Dabei hätte Sommer die Extra-Einheit unter der Woche gar nicht nötig gehabt. Kaum ein europäischer Keeper dürfte so im Saft sein, was die Duelle vom Punkt angeht. 13 Elfmeter flogen in der abgelaufenen Saison auf Sommer zu, während der das Trikot von Borussia Mönchengladbach trug. Elf waren drin, dazu setzte der Werder Bremens Felix Kroos seinen Schuss am Pfosten vorbei und Kevin Gameiro vom FC Sevilla traf die Latte. Es gab diese Tage vor dem Rücktritt Lucien Favres und nach der Übernahme André Schuberts, als die Borussen innerhalb von 433 Spielminuten gleich acht Elfmeter verursachten. Das war fast schon surreal.

Auch beim Turnier in Frankreich hatte Sommer bereits üben dürfen. Den Versuch des Rumänen Bogdan Stancu ließ er allerdings passieren. Also hieß sein nächster Gegner im Showdown von Saint-Etienne am Samstag Robert Lewandowski. In drei Spielen mit dem FC Bayern gegen Gladbach war der Pole ohne Treffer geblieben. Sommer richtete noch einmal seine Stutzen, dann blieb er ganz ruhig stehen, keine Faxen. Die Ecke ahnte er, aber gegen Lewandowskis Schuss in die rechte obere Ecke war er machtlos. Mit einer Körpergröße von 2,23 Metern sind solche Bälle vielleicht haltbar, nur würde dem Keeper dann vermutlich die nötige Beweglichkeit abgehen.

Bei den folgenden Versuchen griff Sommer voll in die Nervensägen-Kiste. Er hüpfte, er klatschte, er ruderte mit den Armen, blies die Backen auf, lächelte, guckte ernst, zeigte in die eine Ecke, zeigte in die andere. Arkadiusz Milik schoss nach rechts und halbhoch, Sommer hatte die rechte Hand am Ball. Kamil Glik schoss nach links, Sommer ahnte wieder die Ecke. Nur von Jakub Blaszczykowski wurde er verladen.

Dann kam Grzegorz Krychowiak, gefühlt der einzige Spieler des FC Sevilla, der im September 2015 keinen Elfmeter gegen Gladbach schießen durfte. Den musste Sommer haben, weil Granit Xhaka zuvor kaum das Stadion getroffen hatte, sonst wäre es vorbei. Krychowiak schoss nach links oben, Sommer war in der Ecke, aber wieder hätte er den Ball nur mit Roger Federers Tennisschläger in der Hand parieren können.

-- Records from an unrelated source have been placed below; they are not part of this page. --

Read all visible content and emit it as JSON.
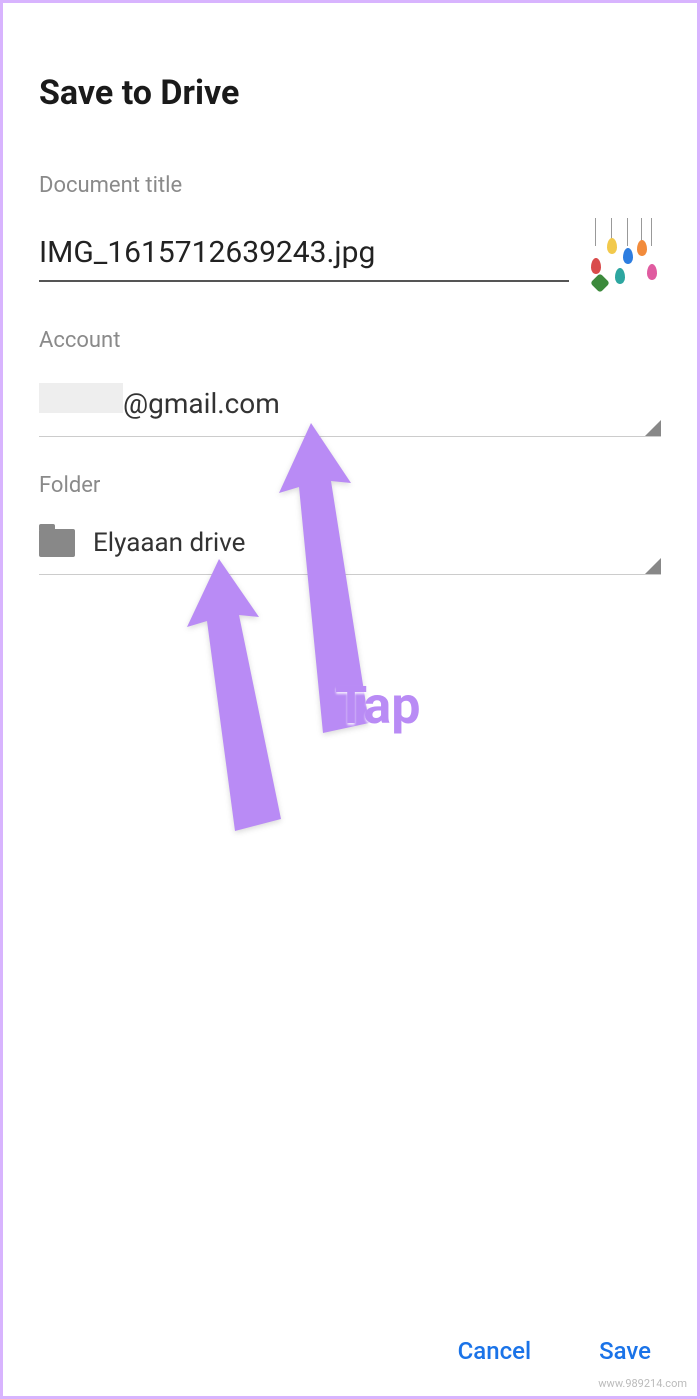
{
  "dialog": {
    "title": "Save to Drive",
    "document_title_label": "Document title",
    "document_title_value": "IMG_1615712639243.jpg",
    "account_label": "Account",
    "account_value_suffix": "@gmail.com",
    "folder_label": "Folder",
    "folder_value": "Elyaaan drive"
  },
  "buttons": {
    "cancel": "Cancel",
    "save": "Save"
  },
  "annotation": {
    "tap": "Tap"
  },
  "watermark": "www.989214.com"
}
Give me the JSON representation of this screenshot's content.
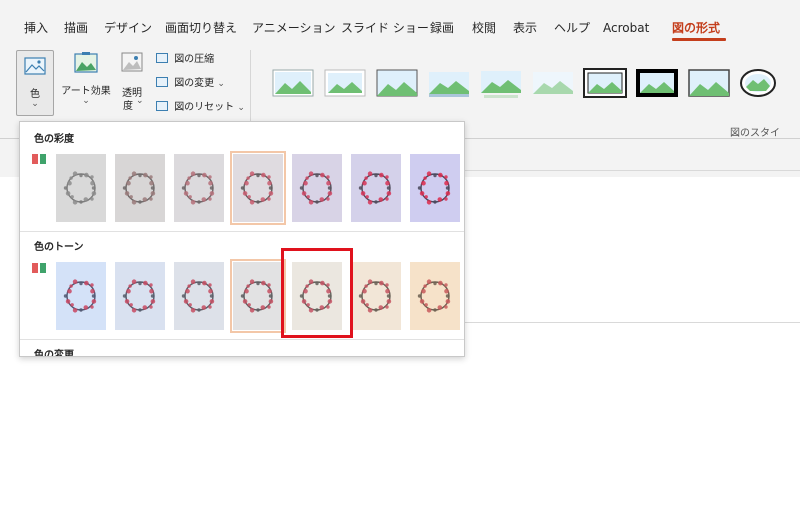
{
  "menu": {
    "items": [
      "挿入",
      "描画",
      "デザイン",
      "画面切り替え",
      "アニメーション",
      "スライド ショー",
      "録画",
      "校閲",
      "表示",
      "ヘルプ",
      "Acrobat"
    ],
    "active": "図の形式"
  },
  "ribbon": {
    "color_label": "色",
    "art_effects_label": "アート効果",
    "transparency_label_1": "透明",
    "transparency_label_2": "度",
    "compress_label": "図の圧縮",
    "change_label": "図の変更",
    "reset_label": "図のリセット",
    "styles_group_label": "図のスタイ"
  },
  "dropdown": {
    "saturation_title": "色の彩度",
    "tone_title": "色のトーン",
    "recolor_title": "色の変更",
    "saturation_swatches": [
      {
        "tint": "#9a9a9a",
        "bg": "#d9d9d9",
        "ring": "#7a7a7a",
        "flower": "#8c8c8c"
      },
      {
        "tint": "#a88c8c",
        "bg": "#d8d6d6",
        "ring": "#6e6a6a",
        "flower": "#9a7a7a"
      },
      {
        "tint": "#b87f84",
        "bg": "#dcdadd",
        "ring": "#6c6466",
        "flower": "#b5707a"
      },
      {
        "tint": "#c86a78",
        "bg": "#dfdbe0",
        "ring": "#5f5a5c",
        "flower": "#c95c6e"
      },
      {
        "tint": "#d0506a",
        "bg": "#d8d3e6",
        "ring": "#554f5b",
        "flower": "#cf4764"
      },
      {
        "tint": "#d83a5c",
        "bg": "#d4d1ea",
        "ring": "#4e4a5a",
        "flower": "#d73457"
      },
      {
        "tint": "#e02a52",
        "bg": "#cfcdf0",
        "ring": "#48475b",
        "flower": "#dd2a4c"
      }
    ],
    "tone_swatches": [
      {
        "tint": "#c14d65",
        "bg": "#d4e2f8",
        "ring": "#4f5670",
        "flower": "#c84561"
      },
      {
        "tint": "#c14d65",
        "bg": "#d9e1f0",
        "ring": "#545a6a",
        "flower": "#c74a63"
      },
      {
        "tint": "#c14d65",
        "bg": "#dde1e9",
        "ring": "#595c66",
        "flower": "#c64d62"
      },
      {
        "tint": "#c14d65",
        "bg": "#e2e2e3",
        "ring": "#5c5c5f",
        "flower": "#c45062"
      },
      {
        "tint": "#c14d65",
        "bg": "#ebe7e0",
        "ring": "#62605a",
        "flower": "#c45264"
      },
      {
        "tint": "#c14d65",
        "bg": "#f2e6d7",
        "ring": "#675f55",
        "flower": "#c65560"
      },
      {
        "tint": "#c14d65",
        "bg": "#f6e2c9",
        "ring": "#6c5f50",
        "flower": "#c85a5c"
      }
    ],
    "selected_saturation": 3,
    "selected_tone": 3,
    "highlighted_tone": 4
  },
  "colors": {
    "accent": "#c43e1c",
    "highlight": "#e0121d"
  }
}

Wo ist Sommers Fortune hin? Wer auf metaphysische Beweisführung steht, landet im Februar 2014. Der damals 25-Jährige hat dem FC Basel gerade im Topspiel gegen die Grasshoppers aus Zürich in der letzten Minute einen Punkt gerettet, indem er einen Elfmeter von Veroljub Salativ abwehrte. Ein paar Tage später erscheint in der "TagesWoche" ein Artikel über "die grandiose Elfmeter-Geschichte des Mannes im Tor des FC Basel". Von 32 Elfmetern als Profi des FCB hat Sommer bis dahin nur 18 reingelassen und neun gehalten. Drei von vier Elfmeterschießen wurden gewonnen. Im Pokalfinale 2012 gegen den FC Luzern entnervte der Keeper die Gegner mit Smalltalk und herausgestreckter Zunge.

Seit seinem Wechsel zur Borussia vor zwei Jahren sind in allen Wettbewerben — Bundesliga, DFB-Pokal, Europa League, Champions League, EM-Qualifikation, EM-Endrunde, — 31 Elfmeter auf Sommer zugeflogen. Nur den des Bielefelders Marc Lorenz im Pokal-Viertelfinale 2015 konnte er abwehren. Gladbach verlor trotzdem, weil Raffael und Ibrahima Traoré verschossen.

Das EM-Aus trifft Sommer nun noch mehr. "Das ist unglaublich bitter. Wir hätten es verdient gehabt", sagte er. Blaszczykowski hatte ihn als erster in Frankreich aus dem Spiel bezwungen, Xherdan Shaqiri die Schweiz mit einem traumhaften Fallrückzieher in die Verlängerung gebracht. Dann kamen Lewandowski, Milik, Glik, Blaszczykowski und Krychowiak. Und Sommer kam dran, nur halten konnte er sie nicht.